Musicalement, ça reste bien fichu : une basse ronde, quelques nappes sucrées, un groove assez élégant, moins tape-à-l’œil que la cloche mais toujours dans le mood « dancefloor chic avec boule à facettes ». Anita chante avec cette sincérité un peu fragile, ce mélange de ferveur gospel et de pop disco qui aurait pu marcher… si le public n’avait pas déjà tourné la page.
Résultat : flop total. Pas de classement, pas de tournée mondiale, pas de miracle. Can’t Nobody Love Me Like You Do rejoint la grande fosse commune des singles disco sortis en 1980, coincés entre la mort du genre et la naissance du post-disco funky.
Le syndrome de la cloche unique
C’est le drame des artistes « one-hit wonder » : le succès écrasant devient une malédiction. Tout ce qu’Anita a tenté après Ring My Bell a été jugé selon ce standard. Don’t Drop My Love, son autre single un peu funky ? Boudé. Make Believe Lovers ? Personne n’a cru à l’illusion. Can’t Nobody Love Me Like You Do ? Silence radio.
Et pourtant, il faut être honnête : si Ring My Bell reste l’évidence absolue (au point d’être recyclé dans 100 compilations « Disco Fever » vendues à la station-service), Can’t Nobody Love Me Like You Do a un petit charme rétro qu’on redécouvre aujourd’hui avec tendresse. C’est un morceau qui danse moins sur la table que son aîné, mais qui pourrait accompagner un trajet en rollers fluorescents sous les néons du centre commercial.
La chute et l’après
L’histoire d’Anita devient ensuite presque shakespearienne. Contrats foireux, argent qui disparaît, troisième album annulé. Et pour ajouter à la poisse : un grave accident de voiture en 1981, fracture du crâne, santé fragile, et la perte de son manager Chuck Holmes. Autant dire que la carrière disco venait de s’éteindre pour de bon.
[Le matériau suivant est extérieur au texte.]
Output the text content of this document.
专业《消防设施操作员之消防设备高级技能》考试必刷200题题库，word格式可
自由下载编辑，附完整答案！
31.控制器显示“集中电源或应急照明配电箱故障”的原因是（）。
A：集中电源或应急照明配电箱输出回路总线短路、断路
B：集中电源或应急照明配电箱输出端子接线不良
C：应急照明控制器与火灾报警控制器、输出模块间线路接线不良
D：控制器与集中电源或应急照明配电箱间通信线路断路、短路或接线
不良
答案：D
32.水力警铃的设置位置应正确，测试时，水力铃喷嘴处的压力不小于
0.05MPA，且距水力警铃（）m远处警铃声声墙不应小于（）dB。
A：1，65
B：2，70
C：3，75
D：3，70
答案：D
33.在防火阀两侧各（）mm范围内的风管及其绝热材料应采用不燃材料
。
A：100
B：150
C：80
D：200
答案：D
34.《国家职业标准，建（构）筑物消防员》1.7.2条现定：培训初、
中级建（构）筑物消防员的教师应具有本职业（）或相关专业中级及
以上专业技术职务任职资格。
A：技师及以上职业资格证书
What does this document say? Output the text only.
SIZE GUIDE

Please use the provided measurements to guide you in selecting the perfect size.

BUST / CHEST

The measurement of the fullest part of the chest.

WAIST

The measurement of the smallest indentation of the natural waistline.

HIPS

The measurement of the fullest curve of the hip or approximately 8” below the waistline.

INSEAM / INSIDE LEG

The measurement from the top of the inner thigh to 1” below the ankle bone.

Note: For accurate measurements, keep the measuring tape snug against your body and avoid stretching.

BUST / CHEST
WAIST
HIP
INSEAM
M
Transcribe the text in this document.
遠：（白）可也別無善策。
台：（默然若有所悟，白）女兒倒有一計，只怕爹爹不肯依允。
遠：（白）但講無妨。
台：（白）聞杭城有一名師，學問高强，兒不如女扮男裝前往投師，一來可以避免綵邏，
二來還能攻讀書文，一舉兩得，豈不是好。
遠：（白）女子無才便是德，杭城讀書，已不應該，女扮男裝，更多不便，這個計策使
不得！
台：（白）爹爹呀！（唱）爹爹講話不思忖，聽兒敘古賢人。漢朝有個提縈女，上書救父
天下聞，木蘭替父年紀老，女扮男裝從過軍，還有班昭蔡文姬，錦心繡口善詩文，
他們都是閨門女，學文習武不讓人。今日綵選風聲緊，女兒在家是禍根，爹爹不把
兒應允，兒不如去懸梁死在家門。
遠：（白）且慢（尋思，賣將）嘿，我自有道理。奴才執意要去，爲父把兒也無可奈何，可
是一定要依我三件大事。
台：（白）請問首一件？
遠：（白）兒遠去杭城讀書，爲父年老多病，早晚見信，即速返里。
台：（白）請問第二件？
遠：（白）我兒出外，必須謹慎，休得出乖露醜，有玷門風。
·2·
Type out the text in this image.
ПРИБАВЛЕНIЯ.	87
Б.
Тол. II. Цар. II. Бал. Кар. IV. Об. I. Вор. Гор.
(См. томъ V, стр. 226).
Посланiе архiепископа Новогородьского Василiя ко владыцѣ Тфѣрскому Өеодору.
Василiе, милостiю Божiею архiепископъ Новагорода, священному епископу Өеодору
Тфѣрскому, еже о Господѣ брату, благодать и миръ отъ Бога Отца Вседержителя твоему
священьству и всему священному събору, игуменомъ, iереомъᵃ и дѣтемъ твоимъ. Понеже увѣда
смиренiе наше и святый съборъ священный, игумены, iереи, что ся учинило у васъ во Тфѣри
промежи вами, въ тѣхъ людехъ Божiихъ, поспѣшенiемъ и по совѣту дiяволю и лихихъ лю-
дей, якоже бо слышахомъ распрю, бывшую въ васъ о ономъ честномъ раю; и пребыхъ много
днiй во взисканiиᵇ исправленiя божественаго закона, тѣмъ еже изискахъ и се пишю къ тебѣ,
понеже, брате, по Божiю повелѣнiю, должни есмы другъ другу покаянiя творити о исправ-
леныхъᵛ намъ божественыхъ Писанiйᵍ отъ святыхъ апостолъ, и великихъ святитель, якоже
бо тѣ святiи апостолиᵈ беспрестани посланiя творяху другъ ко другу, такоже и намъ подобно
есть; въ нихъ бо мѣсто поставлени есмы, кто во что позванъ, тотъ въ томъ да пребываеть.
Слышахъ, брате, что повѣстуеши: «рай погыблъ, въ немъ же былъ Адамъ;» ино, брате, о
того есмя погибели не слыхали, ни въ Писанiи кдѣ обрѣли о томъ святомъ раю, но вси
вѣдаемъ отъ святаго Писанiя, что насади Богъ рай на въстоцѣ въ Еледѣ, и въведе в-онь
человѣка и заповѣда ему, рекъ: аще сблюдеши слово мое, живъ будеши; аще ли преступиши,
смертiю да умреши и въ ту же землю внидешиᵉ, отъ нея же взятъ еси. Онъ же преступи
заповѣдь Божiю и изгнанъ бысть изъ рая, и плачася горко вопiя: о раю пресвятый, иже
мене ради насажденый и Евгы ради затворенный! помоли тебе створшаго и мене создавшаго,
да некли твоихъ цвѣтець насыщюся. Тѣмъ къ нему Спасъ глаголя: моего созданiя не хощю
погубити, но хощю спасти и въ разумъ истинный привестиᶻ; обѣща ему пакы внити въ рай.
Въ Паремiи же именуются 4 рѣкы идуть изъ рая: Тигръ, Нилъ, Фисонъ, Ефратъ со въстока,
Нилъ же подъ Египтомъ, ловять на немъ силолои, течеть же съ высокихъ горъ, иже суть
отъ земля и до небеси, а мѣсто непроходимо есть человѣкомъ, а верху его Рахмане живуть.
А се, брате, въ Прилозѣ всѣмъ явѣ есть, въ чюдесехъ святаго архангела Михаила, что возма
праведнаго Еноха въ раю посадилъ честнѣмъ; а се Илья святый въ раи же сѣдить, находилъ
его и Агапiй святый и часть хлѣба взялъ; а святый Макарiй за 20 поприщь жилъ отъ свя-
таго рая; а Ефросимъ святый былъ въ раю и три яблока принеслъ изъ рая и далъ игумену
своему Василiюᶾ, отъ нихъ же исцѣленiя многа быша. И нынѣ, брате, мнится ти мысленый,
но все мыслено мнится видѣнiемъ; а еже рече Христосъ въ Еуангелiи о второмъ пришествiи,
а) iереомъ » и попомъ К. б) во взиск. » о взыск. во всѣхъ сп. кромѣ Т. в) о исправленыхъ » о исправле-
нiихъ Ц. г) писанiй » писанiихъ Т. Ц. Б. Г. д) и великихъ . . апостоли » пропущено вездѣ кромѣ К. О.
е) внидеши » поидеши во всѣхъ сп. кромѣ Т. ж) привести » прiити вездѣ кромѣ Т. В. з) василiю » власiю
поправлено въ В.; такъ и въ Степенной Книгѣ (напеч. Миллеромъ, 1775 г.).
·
Elle tentera un retour en 1989 avec Wherever There’s Love, mais le monde dansait déjà sur Madonna et Janet Jackson.
Mais une cloche éternelle
Et pourtant, il ne faut pas pleurer sur le destin d’Anita Ward. Parce qu’avec Ring My Bell, elle a signé un chèque à vie. Ce tube planétaire lui assure une sécurité que beaucoup d’artistes envieraient. Et surtout, elle est entrée dans l’histoire : une institutrice de Memphis devenue, en deux couplets et un « pouw », l’icône d’un genre.
Et Can’t Nobody Love Me Like You Do dans tout ça ? Eh bien, c’est un petit fantôme disco. Une chanson qui rappelle qu’Anita valait plus qu’une seule cloche. Un morceau coincé entre deux époques, mais qui mérite d’être redécouvert.
Et rappelez-vous : il y a ceux qui ont sonné les cloches, ceux qui ont cassé les vinyles, et Anita, qui a survécu aux deux.